RITZ Coated French Toasted OREO Cookies

16 servings
40min Cook
Ingredient List
- 1 egg
- ¼ cup milk
- 12 RITZ Crackers, crushed
- 16 OREO Cookies
- 1 Tbsp. butter, divided
- 1 cup thawed frozen whipped topping
- 1 cup EACH raspberries and coarsely chopped strawberries
- ⅓ cup maple-flavored or pancake syrup
Nutritional Information
| Calories | 120 |
| Total fat | 5g |
| Saturated fat | 2g |
| Trans fat | 0g |
| Cholesterol | 15mg |
| Sodium | 90mg |
| Total Carbohydrate | 17g |
| Dietary fiber | 1g |
| Total sugars | 9g |
| Added sugars | 8g |
| Protein | 1g |
| Vitamin D | 0% DV |
| Calcium | 2% DV |
| Iron | 4% DV |
| Potassium | 2% DV |
- 1Cover small baking sheet with parchment. Whisk egg and milk in small shallow dish until blended. Place crushed crackers in second shallow dish.

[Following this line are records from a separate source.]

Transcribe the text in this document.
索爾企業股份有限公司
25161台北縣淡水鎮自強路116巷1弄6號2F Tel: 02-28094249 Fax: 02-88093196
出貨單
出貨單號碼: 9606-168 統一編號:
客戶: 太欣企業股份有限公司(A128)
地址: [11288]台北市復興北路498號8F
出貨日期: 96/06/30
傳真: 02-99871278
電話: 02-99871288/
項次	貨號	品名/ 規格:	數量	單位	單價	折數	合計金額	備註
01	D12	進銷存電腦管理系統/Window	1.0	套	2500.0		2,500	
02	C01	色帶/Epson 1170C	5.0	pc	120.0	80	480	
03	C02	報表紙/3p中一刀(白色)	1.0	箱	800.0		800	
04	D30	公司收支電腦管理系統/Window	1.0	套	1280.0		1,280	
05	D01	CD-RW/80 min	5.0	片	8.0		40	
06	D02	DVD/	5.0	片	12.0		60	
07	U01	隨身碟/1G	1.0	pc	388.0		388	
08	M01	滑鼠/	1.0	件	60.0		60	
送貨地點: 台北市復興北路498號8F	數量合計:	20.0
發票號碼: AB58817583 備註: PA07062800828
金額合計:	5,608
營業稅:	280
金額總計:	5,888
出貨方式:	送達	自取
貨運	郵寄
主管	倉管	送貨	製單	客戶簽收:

- 2Dunk 1 cookie into egg mixture, then cracker crumbs, turning to evenly coat both sides of moistened cookie with crumbs. (See Note.) Gently press crumbs into both sides of cookie to secure; place on prepared baking sheet. Repeat with remaining egg mixture and cookies.
- 3Melt half the butter in large skillet over medium heat. Add 6 cookies; cook 30 sec. to 1 min. on each side or just until golden brown on both sides. (Do not overcook.) Place cookies on serving plate. Repeat with remaining butter and cookies.
- 4Serve warm topped with whipped topping, berries and syrup.